The gun actually produces some healthy recoil and will throw a spud literally out of sight. At 45 degrees the potato disappears. Against terrestrial targets like the playground equipment, the tater explodes like a bomb. When fired near vertical the hang time is simply hilarious.
We expended our basic load of potatoes (10 pounds) with the kids still clamoring for more. The teachers took turns behind the gun, and all involved had a literal blast. Additionally, as I bumped into the kids at the clinic later in the week, they could all parrot back the three basic components of combustion.
Learn By Doing
There are those less durable members of society, some of whom will undoubtedly read this column and who will take profound umbrage my friend and I were allowed to teach Physics to a group of 3rd graders using a weapon (sort of) as a training aid. These kids are impressionable, after all. How might this warp their little minds?
I did stuff like this when I was in 3rd grade and turned out just fine, thank you. My two sons could clear rooms, run black guns, and nail targets at great distances better than their old man before they reached their teens, and they are tax-paying productive adult Americans today. (They were also the reason I never had to worry about a school shooting at the Dabbs Homeschool.)

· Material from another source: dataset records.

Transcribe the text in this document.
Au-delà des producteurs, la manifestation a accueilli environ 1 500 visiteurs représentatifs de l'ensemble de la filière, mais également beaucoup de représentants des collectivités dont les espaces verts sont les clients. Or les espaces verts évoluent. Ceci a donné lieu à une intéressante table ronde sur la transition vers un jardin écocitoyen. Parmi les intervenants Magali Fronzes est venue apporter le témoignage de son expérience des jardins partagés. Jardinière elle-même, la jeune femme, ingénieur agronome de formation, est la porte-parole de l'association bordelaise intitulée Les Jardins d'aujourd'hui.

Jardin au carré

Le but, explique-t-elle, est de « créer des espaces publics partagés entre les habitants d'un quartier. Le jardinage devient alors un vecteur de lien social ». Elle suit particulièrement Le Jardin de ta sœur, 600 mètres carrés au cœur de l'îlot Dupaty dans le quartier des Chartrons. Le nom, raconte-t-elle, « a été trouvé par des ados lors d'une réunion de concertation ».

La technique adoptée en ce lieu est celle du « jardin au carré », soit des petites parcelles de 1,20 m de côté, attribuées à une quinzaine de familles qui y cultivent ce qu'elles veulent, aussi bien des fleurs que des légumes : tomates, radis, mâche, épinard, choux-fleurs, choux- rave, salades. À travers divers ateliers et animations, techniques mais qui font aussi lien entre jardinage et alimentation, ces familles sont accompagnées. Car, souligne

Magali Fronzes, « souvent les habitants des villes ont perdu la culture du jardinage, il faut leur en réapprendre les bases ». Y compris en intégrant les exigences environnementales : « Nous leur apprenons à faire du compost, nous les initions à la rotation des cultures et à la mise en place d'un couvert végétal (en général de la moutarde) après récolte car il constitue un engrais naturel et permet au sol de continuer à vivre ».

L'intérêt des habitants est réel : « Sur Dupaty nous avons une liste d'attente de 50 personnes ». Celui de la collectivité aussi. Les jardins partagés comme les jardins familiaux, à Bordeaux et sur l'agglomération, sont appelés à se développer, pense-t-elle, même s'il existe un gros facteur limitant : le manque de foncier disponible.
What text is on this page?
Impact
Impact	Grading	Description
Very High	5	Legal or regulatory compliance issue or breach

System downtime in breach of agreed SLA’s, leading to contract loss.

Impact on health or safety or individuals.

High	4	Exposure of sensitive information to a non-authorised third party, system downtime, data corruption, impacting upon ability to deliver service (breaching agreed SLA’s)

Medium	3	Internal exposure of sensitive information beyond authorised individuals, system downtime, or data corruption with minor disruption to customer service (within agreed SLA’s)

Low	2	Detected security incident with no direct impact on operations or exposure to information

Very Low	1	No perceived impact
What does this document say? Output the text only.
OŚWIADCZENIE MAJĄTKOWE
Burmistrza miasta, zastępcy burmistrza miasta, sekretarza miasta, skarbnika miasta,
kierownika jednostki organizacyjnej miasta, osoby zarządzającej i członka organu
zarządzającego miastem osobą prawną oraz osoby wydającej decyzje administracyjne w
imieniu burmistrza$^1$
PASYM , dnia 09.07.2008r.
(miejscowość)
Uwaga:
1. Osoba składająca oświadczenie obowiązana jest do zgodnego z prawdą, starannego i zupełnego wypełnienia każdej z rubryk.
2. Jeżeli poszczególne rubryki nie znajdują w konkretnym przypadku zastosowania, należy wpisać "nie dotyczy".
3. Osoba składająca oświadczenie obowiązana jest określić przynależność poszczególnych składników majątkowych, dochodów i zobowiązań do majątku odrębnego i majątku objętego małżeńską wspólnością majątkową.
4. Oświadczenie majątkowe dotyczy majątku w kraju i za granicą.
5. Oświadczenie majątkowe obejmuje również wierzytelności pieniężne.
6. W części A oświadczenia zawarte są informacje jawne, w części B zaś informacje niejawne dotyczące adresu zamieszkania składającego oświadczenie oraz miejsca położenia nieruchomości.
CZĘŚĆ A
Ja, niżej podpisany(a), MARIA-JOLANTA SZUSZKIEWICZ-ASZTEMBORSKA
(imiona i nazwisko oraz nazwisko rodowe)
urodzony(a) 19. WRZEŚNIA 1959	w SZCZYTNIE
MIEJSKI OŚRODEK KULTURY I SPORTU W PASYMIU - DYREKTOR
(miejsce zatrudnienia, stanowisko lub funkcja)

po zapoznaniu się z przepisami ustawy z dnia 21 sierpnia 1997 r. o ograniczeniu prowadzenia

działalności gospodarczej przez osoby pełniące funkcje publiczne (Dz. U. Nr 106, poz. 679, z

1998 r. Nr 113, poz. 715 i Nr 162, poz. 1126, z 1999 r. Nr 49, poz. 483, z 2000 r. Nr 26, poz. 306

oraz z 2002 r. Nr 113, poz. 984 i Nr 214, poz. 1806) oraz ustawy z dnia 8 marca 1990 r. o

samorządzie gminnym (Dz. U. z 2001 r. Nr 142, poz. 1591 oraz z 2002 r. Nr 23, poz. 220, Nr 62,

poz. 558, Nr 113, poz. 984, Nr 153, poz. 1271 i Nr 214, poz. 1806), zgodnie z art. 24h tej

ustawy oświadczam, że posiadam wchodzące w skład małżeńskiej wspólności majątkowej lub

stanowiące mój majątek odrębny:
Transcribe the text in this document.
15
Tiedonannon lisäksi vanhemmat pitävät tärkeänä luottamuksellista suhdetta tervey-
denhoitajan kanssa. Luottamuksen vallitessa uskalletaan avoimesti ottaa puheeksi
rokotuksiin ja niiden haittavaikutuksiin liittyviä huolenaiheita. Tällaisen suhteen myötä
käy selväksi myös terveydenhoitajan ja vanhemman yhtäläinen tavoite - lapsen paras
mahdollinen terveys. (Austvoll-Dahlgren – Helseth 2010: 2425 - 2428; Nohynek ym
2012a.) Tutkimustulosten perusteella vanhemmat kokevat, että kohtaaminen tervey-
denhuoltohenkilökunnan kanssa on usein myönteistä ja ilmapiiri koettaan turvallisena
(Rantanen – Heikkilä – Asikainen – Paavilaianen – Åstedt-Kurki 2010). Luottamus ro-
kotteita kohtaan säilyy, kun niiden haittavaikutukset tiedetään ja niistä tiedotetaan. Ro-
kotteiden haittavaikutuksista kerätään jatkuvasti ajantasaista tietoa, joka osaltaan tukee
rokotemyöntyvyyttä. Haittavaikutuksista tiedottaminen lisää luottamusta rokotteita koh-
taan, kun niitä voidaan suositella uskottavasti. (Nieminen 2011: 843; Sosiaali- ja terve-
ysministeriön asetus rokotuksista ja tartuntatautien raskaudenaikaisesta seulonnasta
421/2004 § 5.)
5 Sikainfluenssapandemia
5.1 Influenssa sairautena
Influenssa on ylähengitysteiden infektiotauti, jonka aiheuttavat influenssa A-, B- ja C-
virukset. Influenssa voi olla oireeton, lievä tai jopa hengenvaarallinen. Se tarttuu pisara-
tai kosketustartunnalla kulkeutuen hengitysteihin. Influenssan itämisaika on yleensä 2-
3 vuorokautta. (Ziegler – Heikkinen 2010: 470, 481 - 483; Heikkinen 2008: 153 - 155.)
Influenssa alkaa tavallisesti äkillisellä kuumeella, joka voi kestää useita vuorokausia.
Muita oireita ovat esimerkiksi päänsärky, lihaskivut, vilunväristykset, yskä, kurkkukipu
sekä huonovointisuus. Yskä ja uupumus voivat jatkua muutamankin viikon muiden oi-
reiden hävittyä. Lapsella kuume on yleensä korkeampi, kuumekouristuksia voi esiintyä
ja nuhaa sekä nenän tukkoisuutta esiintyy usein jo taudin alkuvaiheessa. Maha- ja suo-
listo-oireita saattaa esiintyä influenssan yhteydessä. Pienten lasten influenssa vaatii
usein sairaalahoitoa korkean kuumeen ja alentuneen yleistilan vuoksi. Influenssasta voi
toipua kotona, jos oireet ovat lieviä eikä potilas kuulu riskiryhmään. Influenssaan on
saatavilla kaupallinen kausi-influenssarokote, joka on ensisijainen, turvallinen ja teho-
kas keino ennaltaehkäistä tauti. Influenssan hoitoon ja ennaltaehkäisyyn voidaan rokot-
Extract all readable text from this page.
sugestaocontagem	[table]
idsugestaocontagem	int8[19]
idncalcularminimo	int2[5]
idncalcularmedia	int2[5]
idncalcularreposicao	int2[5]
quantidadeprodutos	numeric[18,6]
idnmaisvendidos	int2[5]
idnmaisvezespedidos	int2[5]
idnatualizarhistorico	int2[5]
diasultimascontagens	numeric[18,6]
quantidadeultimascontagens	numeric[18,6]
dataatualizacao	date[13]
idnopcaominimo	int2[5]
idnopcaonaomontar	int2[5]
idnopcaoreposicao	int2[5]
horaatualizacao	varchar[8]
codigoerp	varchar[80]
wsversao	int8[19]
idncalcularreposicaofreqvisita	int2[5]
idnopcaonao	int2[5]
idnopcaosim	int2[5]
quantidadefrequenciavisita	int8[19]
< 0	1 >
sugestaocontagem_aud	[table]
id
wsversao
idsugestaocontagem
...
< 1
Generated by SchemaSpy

School shootings are the very pinnacle of Satan’s many manifest diabolical contrivances. After orchestrating the Holocaust and inventing crack cocaine I guess the old serpent just felt he needed an encore. At the end of the day, however, there is nonetheless great value to be had when reasonable educators and administrators apply the rules reasonably. I guarantee this particular group of 3rd graders will not soon forget those three elements of combustion.
Thank You Notes
The following week I got a huge stack of thank you notes, all in that formative hand typical of the youthful authors and most liberally festooned with colorful art. Here are a few unretouched excerpts:
“We loved your viset becuase yall are the most awesome people I have ever met.”
“My favorete part of the potato gun was the ignitor.”
“You were so funny when you blasted the slide. I wish I could of seen more.”
“I love the way you came so happy and with a good heart!” (This obviously came from a girl.)
“I leanred lots of things. You need the following to operate a potato cannon; fuel, heat, a potato (obviously), and many other things.”
“I liked the way you told us how a potato gun works and drew a picture of it on the white board.”
“You in spirerd me to build a potato gun and shot it.”
“The hole thing was amazing.”
“I got some potato scraps at recess and to be honest it was really stinky so I threw them away.”
“I’m sure the playground equipment was taught a lesson.”
“Thank you for showing us how to make fire! Now I will take over the world. Ha ha ha. Just kidding.”